Fished the past 24 hours on the lake. Slept for 3 hours in the truck and was one of the first one's out this morning. Not a breath of wind, and the lake was glass. Quite a mayfly hatch last night and the fish shut down when they started to get thick. Picked up some nice eyes in the late afternoon and evening. Only picked up fish on artificials, and worked the trees and rocks. Here's the first fish of the day for me (released), and the bottom is one of the fish that jighead caught after sundown.


----------



## duxnbux (Feb 25, 2002)

Nice lookin' eyes boys, great to see that you guys got into 'em.


----------



## Maverick (Mar 4, 2002)

It wasn't to bad out there! I got to bet the official netter for the weekend, and let me tell you I am batting 100. Its all in the wrists! Anyways sleeping next to Chris was the best part of the whole weekend. Not in a truck though! Especially after a night of beers and some beef jerky made for a great aroma?? uke: All in all, a good trip!!

Mav...


----------



## nodakoutdoors.com (Feb 27, 2002)

Hey ChrisP I noticed you got into some eyes. Nice work man!!


----------



## ChrisP (Jun 18, 2002)

I spent too much time trying to make the pic look better so I didn't post a full report.

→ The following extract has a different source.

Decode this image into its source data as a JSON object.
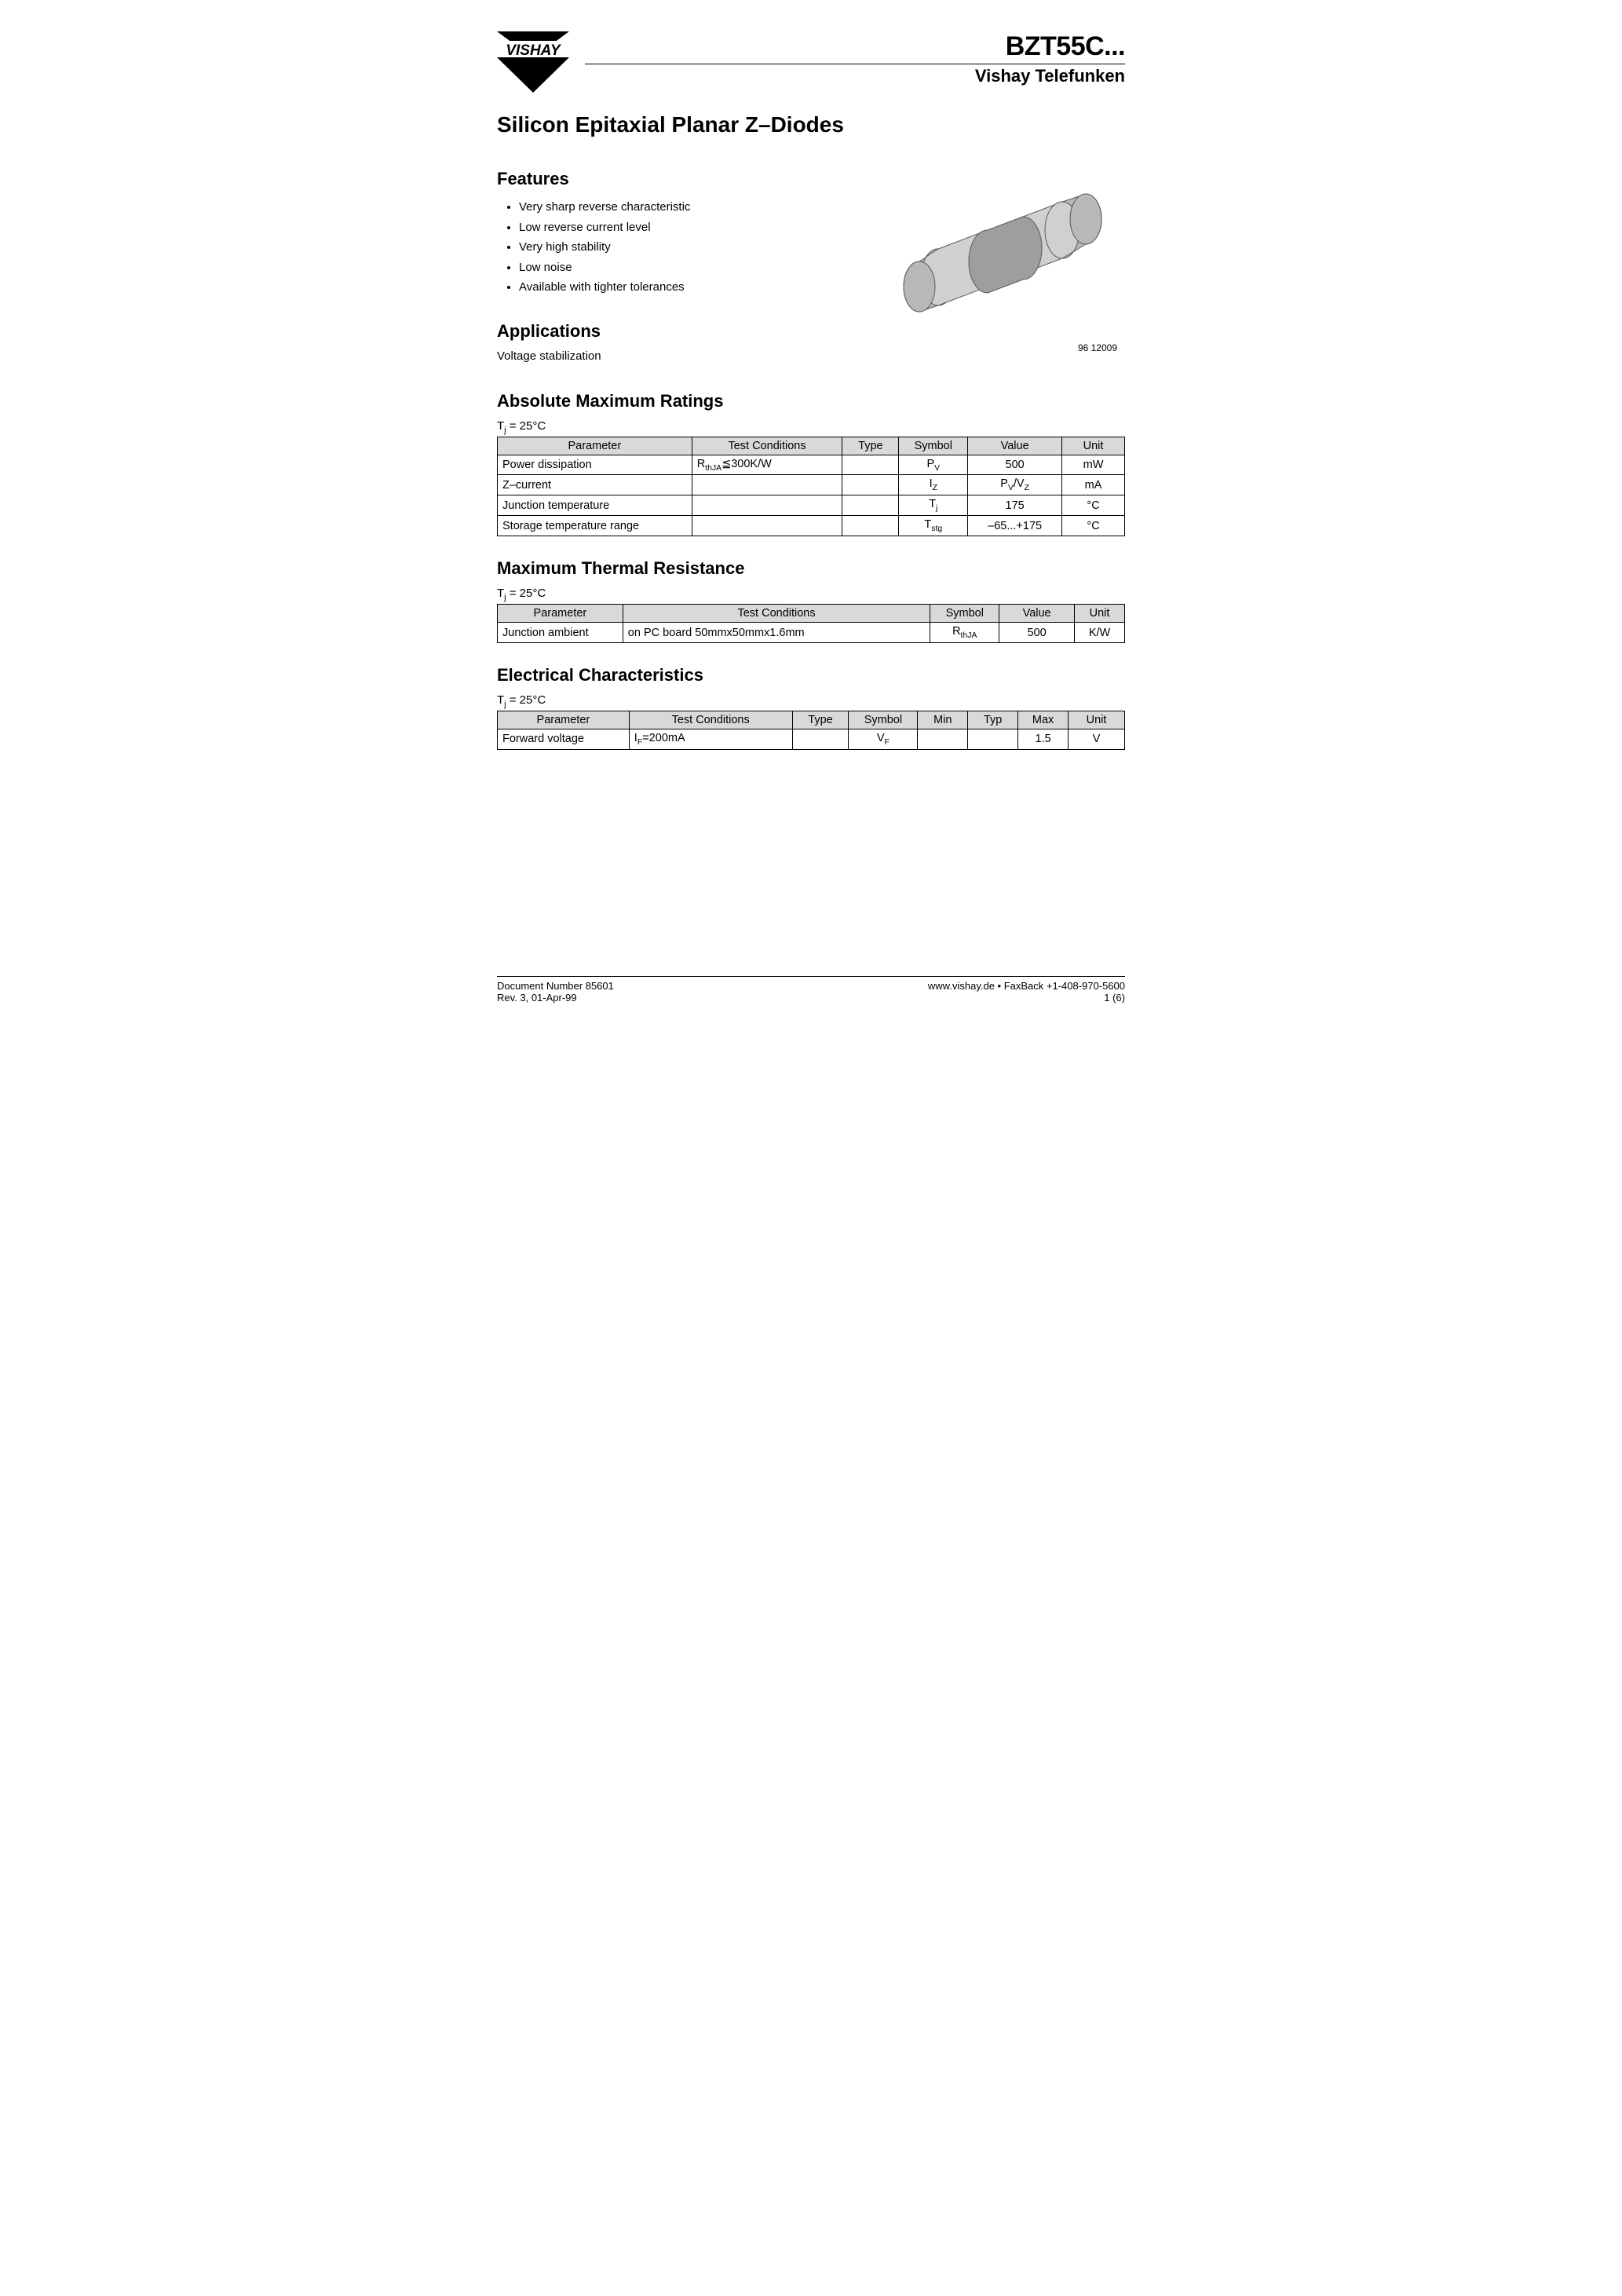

Fished June 2nd and had pretty good luck. Many northern pike (didn't count) and 5 eyes (5lb, 5lb, 4lb, 2lb, 2lb) released to big ones and kept the eaters. :beer: All fish were caught on #5 shiner shad rap, pitching into timber in 2-12 feet of water. Seems like the eyes have really turned on because we caught fish in 2 of three locations. Water temps in upper 50's and low 60's, much warmer than I have seen all year, and this really seemed to have made a difference in the bite.

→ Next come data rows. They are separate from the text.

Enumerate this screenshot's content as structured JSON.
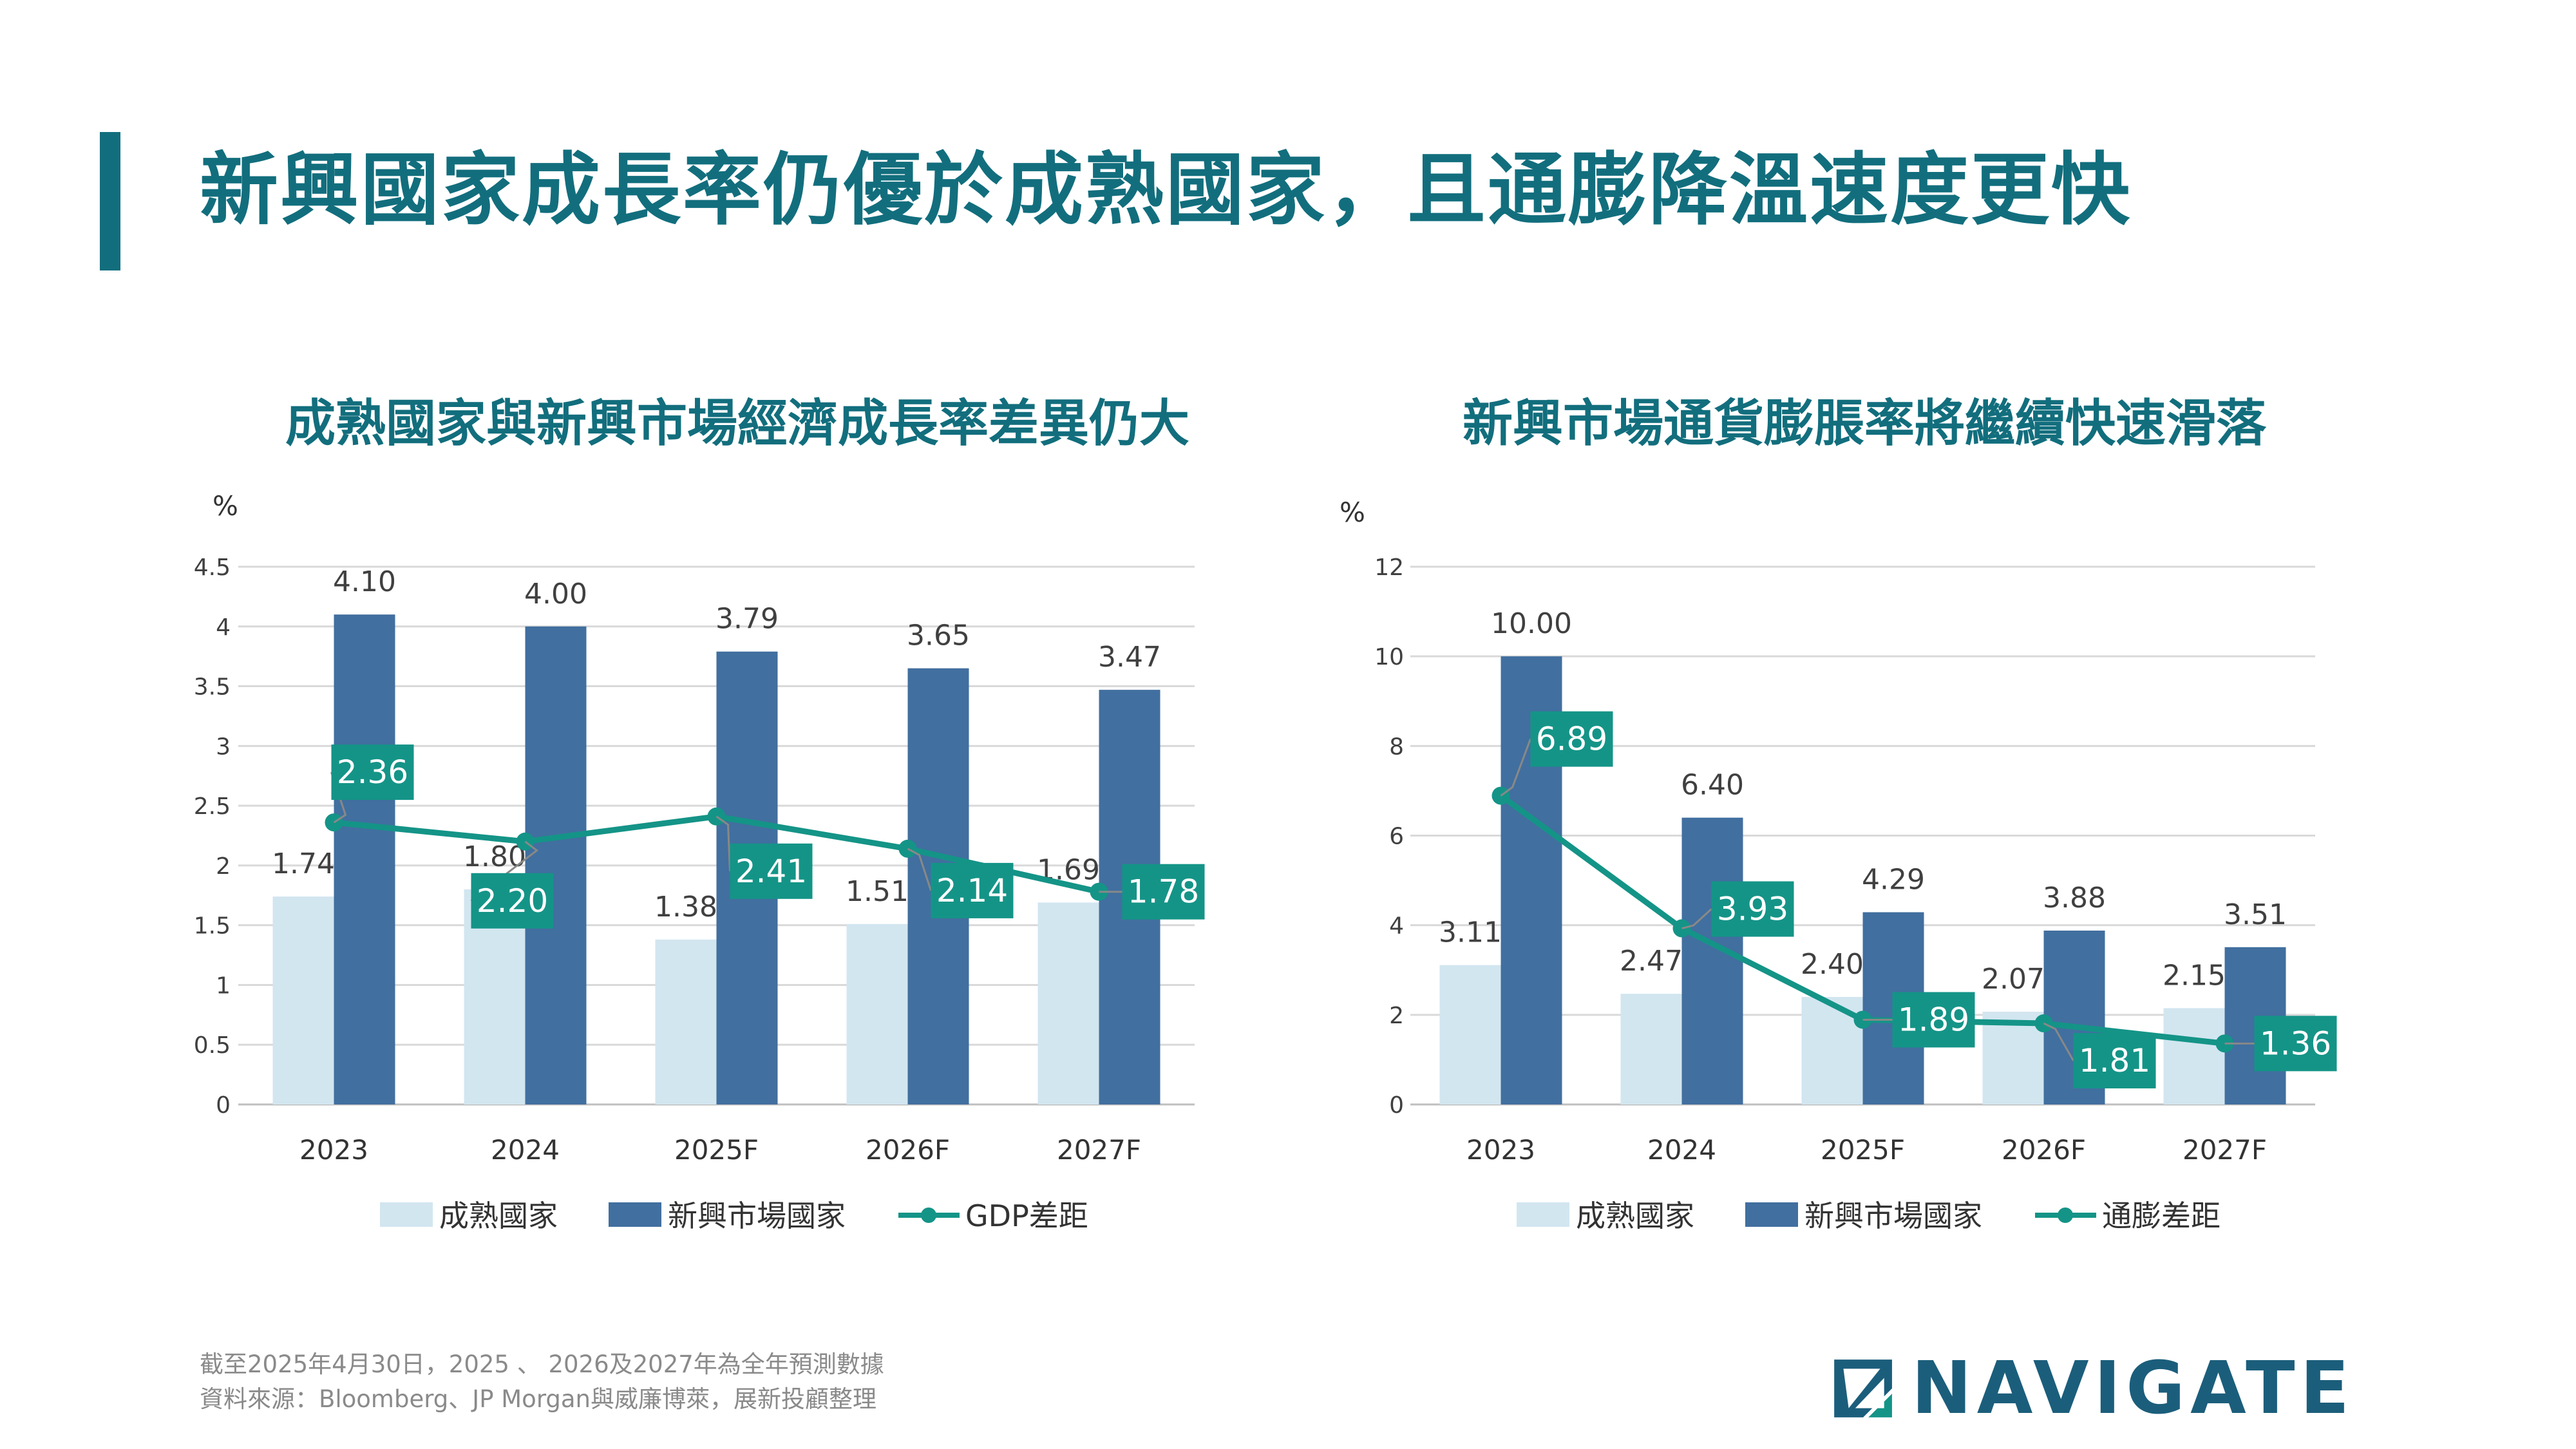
{
  "page": {
    "title": "新興國家成長率仍優於成熟國家，且通膨降溫速度更快",
    "footnote_line1": "截至2025年4月30日，2025 、 2026及2027年為全年預測數據",
    "footnote_line2": "資料來源：Bloomberg、JP Morgan與威廉博萊，展新投顧整理",
    "logo_text": "NAVIGATE"
  },
  "colors": {
    "accent": "#126e7d",
    "light_bar": "#d2e6f0",
    "dark_bar": "#416f9f",
    "line": "#149487",
    "grid": "#d9d9d9",
    "label_text": "#404040"
  },
  "chart_data": [
    {
      "type": "bar",
      "title": "成熟國家與新興市場經濟成長率差異仍大",
      "ylabel": "%",
      "ylim": [
        0,
        4.5
      ],
      "ytick_values": [
        0,
        0.5,
        1,
        1.5,
        2,
        2.5,
        3,
        3.5,
        4,
        4.5
      ],
      "ytick_labels": [
        "0",
        "0.5",
        "1",
        "1.5",
        "2",
        "2.5",
        "3",
        "3.5",
        "4",
        "4.5"
      ],
      "categories": [
        "2023",
        "2024",
        "2025F",
        "2026F",
        "2027F"
      ],
      "series": [
        {
          "name": "成熟國家",
          "kind": "bar",
          "values": [
            1.74,
            1.8,
            1.38,
            1.51,
            1.69
          ],
          "labels": [
            "1.74",
            "1.80",
            "1.38",
            "1.51",
            "1.69"
          ]
        },
        {
          "name": "新興市場國家",
          "kind": "bar",
          "values": [
            4.1,
            4.0,
            3.79,
            3.65,
            3.47
          ],
          "labels": [
            "4.10",
            "4.00",
            "3.79",
            "3.65",
            "3.47"
          ]
        },
        {
          "name": "GDP差距",
          "kind": "line",
          "values": [
            2.36,
            2.2,
            2.41,
            2.14,
            1.78
          ],
          "labels": [
            "2.36",
            "2.20",
            "2.41",
            "2.14",
            "1.78"
          ]
        }
      ],
      "legend": [
        "成熟國家",
        "新興市場國家",
        "GDP差距"
      ],
      "legend_position": "bottom"
    },
    {
      "type": "bar",
      "title": "新興市場通貨膨脹率將繼續快速滑落",
      "ylabel": "%",
      "ylim": [
        0,
        12
      ],
      "ytick_values": [
        0,
        2,
        4,
        6,
        8,
        10,
        12
      ],
      "ytick_labels": [
        "0",
        "2",
        "4",
        "6",
        "8",
        "10",
        "12"
      ],
      "categories": [
        "2023",
        "2024",
        "2025F",
        "2026F",
        "2027F"
      ],
      "series": [
        {
          "name": "成熟國家",
          "kind": "bar",
          "values": [
            3.11,
            2.47,
            2.4,
            2.07,
            2.15
          ],
          "labels": [
            "3.11",
            "2.47",
            "2.40",
            "2.07",
            "2.15"
          ]
        },
        {
          "name": "新興市場國家",
          "kind": "bar",
          "values": [
            10.0,
            6.4,
            4.29,
            3.88,
            3.51
          ],
          "labels": [
            "10.00",
            "6.40",
            "4.29",
            "3.88",
            "3.51"
          ]
        },
        {
          "name": "通膨差距",
          "kind": "line",
          "values": [
            6.89,
            3.93,
            1.89,
            1.81,
            1.36
          ],
          "labels": [
            "6.89",
            "3.93",
            "1.89",
            "1.81",
            "1.36"
          ]
        }
      ],
      "legend": [
        "成熟國家",
        "新興市場國家",
        "通膨差距"
      ],
      "legend_position": "bottom"
    }
  ]
}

Can't wait for my next trip, hopefully early next week!


----------



## nodakoutdoors.com (Feb 27, 2002)

ChrisP said:


> All fish were caught on #5 shiner shad raps


hehe...you're a lot like me and love our whites,blues and silvers. Must be the MN fishing in both of us, but as you show - you can catch them on DL with more than fire tiger. :thumb:


----------